An increasing trend in ETF’s and especially for covered call ETF’s is to launch “adviser class ETF’s”. What is an adviser class ETF? Let’s go back just a second. One of the only reasons why mutual funds still have so much assets is because when advisers buy them on behalf of their clients, part of the very expensive fees that is charged in the fund is paid back to the adviser. How does this work? Easy. Let’s imagine that an adviser buys for $100,000 worth of a fund. If that fund charges 2% of annual interest, the adviser could have an agreement in place where he gets part of that. In the case where he agreed on 0.50%, that would mean $500 being paid to him every year as long as the fund is held.
What Is The Impact?
I’d say there are benefits and downsides. One major advantage is that this type of product reduces the need for advisers to trade often (incurring costs, commissions, etc) as they can focus on finding quality funds instead that will be good over the long term. That being said, it also costs a lot more than other types of investments such as ETF’s. Also, it gives mixed incentives to the adviser. He would probably prefer going for a fund that will give him a bigger commission as that will have a huge impaact over time.
Enter Adviser Class ETF’s
One of the aspects of ETF’s that slows down the growth is the fact that advisers have few incentives to have their clients buying and holding them. The commission on one such trade is usually less than $50 and the ETF can be held for several months, years and sometimes even decades. That creates a major problem for advisers. On the one hand, they should buy the best products for their clients but if they do, their commissions will be impacted severely.

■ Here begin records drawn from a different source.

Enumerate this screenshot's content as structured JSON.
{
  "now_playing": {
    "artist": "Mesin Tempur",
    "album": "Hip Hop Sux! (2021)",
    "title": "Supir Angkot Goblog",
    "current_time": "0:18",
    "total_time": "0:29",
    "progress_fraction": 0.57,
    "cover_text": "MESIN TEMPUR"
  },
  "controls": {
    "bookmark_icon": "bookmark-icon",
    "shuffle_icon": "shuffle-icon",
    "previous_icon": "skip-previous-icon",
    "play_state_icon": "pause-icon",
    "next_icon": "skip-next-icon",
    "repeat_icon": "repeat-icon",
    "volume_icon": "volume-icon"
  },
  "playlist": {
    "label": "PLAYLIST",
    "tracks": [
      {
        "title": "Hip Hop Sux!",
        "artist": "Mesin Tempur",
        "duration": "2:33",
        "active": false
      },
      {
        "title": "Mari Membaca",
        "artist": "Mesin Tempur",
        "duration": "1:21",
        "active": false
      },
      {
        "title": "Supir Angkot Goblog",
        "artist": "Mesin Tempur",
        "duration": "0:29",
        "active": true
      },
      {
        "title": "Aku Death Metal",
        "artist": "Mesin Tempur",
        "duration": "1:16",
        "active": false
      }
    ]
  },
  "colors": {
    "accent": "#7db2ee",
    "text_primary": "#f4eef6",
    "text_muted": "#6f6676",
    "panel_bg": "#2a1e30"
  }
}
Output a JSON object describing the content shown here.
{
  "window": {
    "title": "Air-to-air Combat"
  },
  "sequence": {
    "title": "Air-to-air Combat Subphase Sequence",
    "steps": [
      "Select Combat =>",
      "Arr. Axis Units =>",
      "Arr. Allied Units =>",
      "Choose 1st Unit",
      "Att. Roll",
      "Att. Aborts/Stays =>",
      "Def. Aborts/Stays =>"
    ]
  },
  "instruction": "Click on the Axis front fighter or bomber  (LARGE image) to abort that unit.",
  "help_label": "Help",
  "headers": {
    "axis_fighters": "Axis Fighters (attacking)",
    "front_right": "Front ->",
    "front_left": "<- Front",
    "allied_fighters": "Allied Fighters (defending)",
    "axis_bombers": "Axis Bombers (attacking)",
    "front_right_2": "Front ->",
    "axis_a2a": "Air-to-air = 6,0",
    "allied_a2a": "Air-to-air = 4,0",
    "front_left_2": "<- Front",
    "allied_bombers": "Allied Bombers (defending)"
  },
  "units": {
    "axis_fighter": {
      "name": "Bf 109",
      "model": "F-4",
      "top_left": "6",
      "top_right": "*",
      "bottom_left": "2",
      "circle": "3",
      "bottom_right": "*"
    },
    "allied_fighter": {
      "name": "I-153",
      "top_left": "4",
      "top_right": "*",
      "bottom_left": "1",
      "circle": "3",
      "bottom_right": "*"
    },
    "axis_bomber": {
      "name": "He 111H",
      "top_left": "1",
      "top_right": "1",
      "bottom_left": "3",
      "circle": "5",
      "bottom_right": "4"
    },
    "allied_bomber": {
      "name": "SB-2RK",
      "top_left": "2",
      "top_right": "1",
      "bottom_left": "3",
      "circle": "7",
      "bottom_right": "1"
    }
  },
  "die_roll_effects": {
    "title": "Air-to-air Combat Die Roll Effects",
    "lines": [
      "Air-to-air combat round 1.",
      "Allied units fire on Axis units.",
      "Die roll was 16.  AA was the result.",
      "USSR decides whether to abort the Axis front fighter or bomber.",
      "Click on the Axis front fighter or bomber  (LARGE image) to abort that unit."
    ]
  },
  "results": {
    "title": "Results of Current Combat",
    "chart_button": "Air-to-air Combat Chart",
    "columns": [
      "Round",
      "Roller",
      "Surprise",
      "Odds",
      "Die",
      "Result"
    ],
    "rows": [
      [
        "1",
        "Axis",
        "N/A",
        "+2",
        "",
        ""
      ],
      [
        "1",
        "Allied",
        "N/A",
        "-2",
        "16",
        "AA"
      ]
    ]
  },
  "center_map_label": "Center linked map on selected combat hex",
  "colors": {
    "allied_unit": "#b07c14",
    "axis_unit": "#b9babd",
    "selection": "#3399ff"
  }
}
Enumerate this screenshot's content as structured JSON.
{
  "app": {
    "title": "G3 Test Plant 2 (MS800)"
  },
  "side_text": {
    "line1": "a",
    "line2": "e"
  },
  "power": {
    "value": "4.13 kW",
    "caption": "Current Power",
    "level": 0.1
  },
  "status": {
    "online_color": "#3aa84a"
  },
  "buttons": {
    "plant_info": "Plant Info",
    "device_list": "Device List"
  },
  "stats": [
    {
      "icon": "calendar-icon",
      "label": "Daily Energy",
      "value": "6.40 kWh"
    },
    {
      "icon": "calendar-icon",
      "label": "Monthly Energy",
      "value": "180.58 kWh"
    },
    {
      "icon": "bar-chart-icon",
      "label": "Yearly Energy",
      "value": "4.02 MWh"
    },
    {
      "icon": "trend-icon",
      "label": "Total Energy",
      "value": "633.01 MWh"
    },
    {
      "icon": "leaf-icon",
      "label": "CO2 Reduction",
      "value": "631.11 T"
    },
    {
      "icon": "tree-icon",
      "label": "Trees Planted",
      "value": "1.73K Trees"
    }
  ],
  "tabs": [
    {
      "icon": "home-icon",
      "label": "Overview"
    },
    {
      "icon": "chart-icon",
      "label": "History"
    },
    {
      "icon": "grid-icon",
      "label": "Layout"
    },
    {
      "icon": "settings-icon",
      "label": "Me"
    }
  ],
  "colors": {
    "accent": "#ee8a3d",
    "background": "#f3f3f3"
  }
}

What certain ETF providers have found is that they could create adviser class ETF’s that behave in a similar way. They are traded on exchanges but do still pay a commission to the adviser.
How Do Adviser Class ETF’s Manage To Pay The Commission?
No, they do not make less money. Instead, these funds charge a bit more in fees to the holders to help pay out those trailer fees.
Who Should Buy/Hold Adviser Class ETF’s?
There is no reason for someone trading its own account to buy such a fund. However, if you do have an investment adviser, it might be fine for him to buy you such products. I would however expect the adviser to disclose the fact that he is getting paid for it, that a better product exists but he will only get paid by buying the adviser class. I think that can be defended.